The difficulty of mastering a pure alkaloid, a problem posed to chemists, drove marijuana out of modern psychopharmacology, after the trials attempted by Dr. Moreau de Tours in 1845 to treat hallucinations by means of hashish.
Continuing with the nineteenth century, among physicians, the drug’s prestige failed to establish itself remotely similar to that of other drugs.
It was a crude substance, whose active principle was undiscovered, typical of primitive medicines, although some doctors recommended laudanum(pharmaceutical preparation based on opium) but hashish as an analgesic, hypnotic and antispasmodic.
The famous german philosopher Friedrich Nietzsche himself sometimes used the substance, and was convinced that it allowed us to approach “the prodigious speed of mental processes.”
But no text of the period will have the solidity of the seven volumes of the Indian Hemp Drugs Commission, published by the English government in 1894; their complete report ends like this:
“Considering the issue in a general way, it should be added that in India the moderate use of hashish and marijuana is the rule, and that excessive use is exceptional. Moderate use produces practically no harmful effects, and the disorder caused by excessive use is almost exclusively confined to the consumer himself: the effect on society is seldom appreciable”.
Depending on the tastes and the countries, cannabis is used in different ways: resin, which contains about 40% of active element, or flowers and leaves whose percentage rarely exceeds 10 percent.

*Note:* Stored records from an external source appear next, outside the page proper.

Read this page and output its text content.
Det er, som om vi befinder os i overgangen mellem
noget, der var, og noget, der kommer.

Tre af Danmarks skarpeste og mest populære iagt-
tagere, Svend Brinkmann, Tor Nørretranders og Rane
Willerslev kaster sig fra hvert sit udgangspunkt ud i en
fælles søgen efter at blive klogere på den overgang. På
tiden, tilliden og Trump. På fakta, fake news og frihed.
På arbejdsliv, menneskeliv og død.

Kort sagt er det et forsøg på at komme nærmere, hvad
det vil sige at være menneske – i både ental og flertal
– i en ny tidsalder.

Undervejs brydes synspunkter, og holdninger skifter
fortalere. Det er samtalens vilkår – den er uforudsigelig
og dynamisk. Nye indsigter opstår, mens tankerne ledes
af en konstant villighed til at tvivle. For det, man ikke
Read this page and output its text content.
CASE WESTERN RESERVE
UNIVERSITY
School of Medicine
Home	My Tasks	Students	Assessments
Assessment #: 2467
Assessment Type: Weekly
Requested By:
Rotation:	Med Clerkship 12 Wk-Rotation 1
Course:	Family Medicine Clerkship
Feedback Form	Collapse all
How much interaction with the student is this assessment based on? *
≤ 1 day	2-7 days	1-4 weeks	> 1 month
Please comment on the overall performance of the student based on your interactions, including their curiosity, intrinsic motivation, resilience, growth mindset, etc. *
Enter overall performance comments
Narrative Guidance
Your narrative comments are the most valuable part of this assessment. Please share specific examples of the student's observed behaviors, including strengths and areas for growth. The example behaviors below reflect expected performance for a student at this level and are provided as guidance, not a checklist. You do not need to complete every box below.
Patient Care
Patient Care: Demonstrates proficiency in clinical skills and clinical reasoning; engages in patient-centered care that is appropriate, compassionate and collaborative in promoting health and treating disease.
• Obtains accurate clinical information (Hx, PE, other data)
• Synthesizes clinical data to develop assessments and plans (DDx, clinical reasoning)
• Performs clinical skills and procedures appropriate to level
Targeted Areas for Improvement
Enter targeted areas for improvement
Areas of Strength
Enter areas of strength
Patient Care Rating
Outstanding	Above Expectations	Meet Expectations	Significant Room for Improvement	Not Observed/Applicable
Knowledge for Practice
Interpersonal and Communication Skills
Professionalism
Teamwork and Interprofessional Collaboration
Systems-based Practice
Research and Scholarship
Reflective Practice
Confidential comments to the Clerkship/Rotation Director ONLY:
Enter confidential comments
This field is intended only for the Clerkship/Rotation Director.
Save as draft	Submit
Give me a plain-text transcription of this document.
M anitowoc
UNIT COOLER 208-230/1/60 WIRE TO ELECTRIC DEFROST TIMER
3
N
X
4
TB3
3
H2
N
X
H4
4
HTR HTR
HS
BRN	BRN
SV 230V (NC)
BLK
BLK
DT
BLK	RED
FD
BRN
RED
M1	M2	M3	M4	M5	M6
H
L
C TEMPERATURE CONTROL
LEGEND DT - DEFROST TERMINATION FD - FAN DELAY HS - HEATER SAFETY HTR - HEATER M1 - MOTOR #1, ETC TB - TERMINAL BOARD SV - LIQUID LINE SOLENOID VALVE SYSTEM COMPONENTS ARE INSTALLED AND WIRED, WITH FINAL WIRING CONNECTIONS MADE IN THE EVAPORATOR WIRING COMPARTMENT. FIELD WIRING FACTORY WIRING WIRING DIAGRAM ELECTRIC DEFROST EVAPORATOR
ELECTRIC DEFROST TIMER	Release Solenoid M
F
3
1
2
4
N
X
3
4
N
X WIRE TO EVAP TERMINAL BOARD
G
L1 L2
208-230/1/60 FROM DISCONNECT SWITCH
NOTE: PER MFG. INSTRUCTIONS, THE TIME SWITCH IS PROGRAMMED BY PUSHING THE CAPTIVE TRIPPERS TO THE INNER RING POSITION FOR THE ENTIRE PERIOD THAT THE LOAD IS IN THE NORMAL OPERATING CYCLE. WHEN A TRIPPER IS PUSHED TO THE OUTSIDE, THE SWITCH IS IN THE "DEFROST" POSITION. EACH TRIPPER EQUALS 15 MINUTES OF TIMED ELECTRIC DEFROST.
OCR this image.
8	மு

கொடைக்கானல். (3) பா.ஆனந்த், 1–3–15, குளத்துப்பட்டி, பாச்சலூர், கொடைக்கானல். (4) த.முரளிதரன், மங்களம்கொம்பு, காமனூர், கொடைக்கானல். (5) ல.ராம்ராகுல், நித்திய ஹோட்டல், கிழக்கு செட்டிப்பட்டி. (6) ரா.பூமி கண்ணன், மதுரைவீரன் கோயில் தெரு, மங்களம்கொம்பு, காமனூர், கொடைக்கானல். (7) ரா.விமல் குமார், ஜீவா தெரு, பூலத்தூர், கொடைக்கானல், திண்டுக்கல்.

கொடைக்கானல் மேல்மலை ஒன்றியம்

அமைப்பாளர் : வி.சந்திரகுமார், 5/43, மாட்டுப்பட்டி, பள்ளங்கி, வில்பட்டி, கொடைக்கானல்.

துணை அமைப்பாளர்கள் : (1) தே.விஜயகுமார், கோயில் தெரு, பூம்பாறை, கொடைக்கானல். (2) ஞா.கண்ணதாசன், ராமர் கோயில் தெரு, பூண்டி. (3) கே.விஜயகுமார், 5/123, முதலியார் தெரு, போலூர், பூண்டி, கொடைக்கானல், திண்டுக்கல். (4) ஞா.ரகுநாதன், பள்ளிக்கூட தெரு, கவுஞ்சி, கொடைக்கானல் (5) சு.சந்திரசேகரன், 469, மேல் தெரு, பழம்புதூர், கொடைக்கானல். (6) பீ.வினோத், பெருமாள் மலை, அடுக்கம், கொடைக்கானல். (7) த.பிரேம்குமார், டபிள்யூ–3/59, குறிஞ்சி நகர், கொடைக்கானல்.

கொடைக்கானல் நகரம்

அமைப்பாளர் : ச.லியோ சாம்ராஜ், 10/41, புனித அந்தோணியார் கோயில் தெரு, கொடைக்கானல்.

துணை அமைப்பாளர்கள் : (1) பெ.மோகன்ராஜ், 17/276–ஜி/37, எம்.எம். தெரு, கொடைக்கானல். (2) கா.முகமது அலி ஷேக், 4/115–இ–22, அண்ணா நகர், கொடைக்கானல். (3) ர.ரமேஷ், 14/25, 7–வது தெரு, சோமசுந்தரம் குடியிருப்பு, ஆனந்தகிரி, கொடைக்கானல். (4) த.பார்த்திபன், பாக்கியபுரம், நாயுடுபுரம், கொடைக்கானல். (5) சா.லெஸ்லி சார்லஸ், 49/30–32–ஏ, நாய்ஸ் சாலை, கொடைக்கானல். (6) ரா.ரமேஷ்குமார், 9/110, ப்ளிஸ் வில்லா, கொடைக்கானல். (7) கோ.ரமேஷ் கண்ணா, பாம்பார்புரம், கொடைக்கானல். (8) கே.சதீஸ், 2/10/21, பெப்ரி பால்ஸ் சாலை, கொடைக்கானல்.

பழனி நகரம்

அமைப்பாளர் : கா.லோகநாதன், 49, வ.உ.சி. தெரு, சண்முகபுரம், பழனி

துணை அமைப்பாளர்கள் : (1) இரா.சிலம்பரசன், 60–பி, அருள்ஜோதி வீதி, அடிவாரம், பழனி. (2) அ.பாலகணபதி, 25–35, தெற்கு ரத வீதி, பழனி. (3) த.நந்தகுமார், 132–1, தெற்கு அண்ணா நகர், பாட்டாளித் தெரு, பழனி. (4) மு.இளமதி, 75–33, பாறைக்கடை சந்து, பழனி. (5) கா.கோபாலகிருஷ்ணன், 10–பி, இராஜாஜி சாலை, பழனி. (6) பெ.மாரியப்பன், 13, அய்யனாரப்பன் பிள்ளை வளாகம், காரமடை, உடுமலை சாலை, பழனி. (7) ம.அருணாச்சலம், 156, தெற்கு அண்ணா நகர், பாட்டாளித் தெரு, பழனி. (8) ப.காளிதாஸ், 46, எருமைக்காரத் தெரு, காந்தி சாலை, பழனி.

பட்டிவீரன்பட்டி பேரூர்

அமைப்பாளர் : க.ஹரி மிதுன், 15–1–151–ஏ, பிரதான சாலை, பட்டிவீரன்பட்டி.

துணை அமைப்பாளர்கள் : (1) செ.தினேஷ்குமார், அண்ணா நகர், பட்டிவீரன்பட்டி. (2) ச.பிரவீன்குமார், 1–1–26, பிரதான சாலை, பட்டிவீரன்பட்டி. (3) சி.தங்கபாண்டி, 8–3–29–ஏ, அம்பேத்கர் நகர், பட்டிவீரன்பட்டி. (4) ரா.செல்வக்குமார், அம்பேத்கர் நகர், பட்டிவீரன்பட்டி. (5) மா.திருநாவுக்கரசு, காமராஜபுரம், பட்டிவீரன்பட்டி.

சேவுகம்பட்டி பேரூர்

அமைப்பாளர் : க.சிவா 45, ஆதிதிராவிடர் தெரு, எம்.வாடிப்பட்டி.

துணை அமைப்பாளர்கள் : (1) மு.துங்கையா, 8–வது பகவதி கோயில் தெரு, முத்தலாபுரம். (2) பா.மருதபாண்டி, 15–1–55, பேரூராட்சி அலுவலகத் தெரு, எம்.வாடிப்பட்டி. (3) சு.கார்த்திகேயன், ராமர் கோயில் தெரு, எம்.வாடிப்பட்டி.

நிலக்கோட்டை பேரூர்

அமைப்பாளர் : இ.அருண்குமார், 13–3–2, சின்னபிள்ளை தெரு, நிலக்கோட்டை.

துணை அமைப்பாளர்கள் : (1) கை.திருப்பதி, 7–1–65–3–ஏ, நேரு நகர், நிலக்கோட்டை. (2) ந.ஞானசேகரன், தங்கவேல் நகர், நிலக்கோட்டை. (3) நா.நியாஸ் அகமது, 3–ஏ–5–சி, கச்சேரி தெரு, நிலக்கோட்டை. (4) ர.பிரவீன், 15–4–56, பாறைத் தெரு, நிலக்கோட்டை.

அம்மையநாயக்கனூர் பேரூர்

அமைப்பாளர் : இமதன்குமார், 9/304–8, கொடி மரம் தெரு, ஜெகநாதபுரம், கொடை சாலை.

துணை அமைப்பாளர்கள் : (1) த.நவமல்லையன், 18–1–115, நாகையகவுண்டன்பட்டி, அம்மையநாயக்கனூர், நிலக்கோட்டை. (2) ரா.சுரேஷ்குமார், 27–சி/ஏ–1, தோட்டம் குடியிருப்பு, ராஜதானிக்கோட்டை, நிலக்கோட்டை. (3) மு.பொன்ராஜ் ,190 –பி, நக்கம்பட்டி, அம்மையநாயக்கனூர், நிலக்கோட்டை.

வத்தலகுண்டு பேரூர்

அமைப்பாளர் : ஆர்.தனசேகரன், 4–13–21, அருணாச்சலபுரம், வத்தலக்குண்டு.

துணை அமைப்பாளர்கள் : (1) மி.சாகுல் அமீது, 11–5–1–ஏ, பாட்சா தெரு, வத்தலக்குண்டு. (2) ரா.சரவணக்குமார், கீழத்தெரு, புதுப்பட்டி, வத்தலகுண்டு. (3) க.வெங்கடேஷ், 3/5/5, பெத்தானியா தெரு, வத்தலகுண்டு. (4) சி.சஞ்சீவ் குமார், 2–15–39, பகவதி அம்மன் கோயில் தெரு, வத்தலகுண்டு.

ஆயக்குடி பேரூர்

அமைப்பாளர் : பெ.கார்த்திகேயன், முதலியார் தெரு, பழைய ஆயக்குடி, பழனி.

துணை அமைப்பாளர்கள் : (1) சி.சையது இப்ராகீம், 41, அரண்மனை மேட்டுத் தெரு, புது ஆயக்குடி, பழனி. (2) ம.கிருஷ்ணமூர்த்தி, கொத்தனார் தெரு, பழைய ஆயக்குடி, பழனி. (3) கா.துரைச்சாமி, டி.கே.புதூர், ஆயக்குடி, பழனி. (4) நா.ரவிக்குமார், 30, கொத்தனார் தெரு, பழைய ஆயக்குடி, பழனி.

In Nepal, for example, they are content to rub the heads of hemp between their hands, they fall over the edge of a metal barrel. The flowers and leaves destined to be smoked are simply dried in the shade, rubbing them between the hands and breaking them into very fine pieces.
The marijuana that is smoked, eaten or drunk can be the subject of many preparations: in India different drinks are made such as famous “bhang“, to which pepper, aromatic herbs and sugar are added, the “poust” that is prepared with water, or the “louki” that contains alcohol, as well as the “mourra” made with tincture of opium.
But we will talk about the use of traditional methods of ingesting marijuana in the form of edibles on another occasion.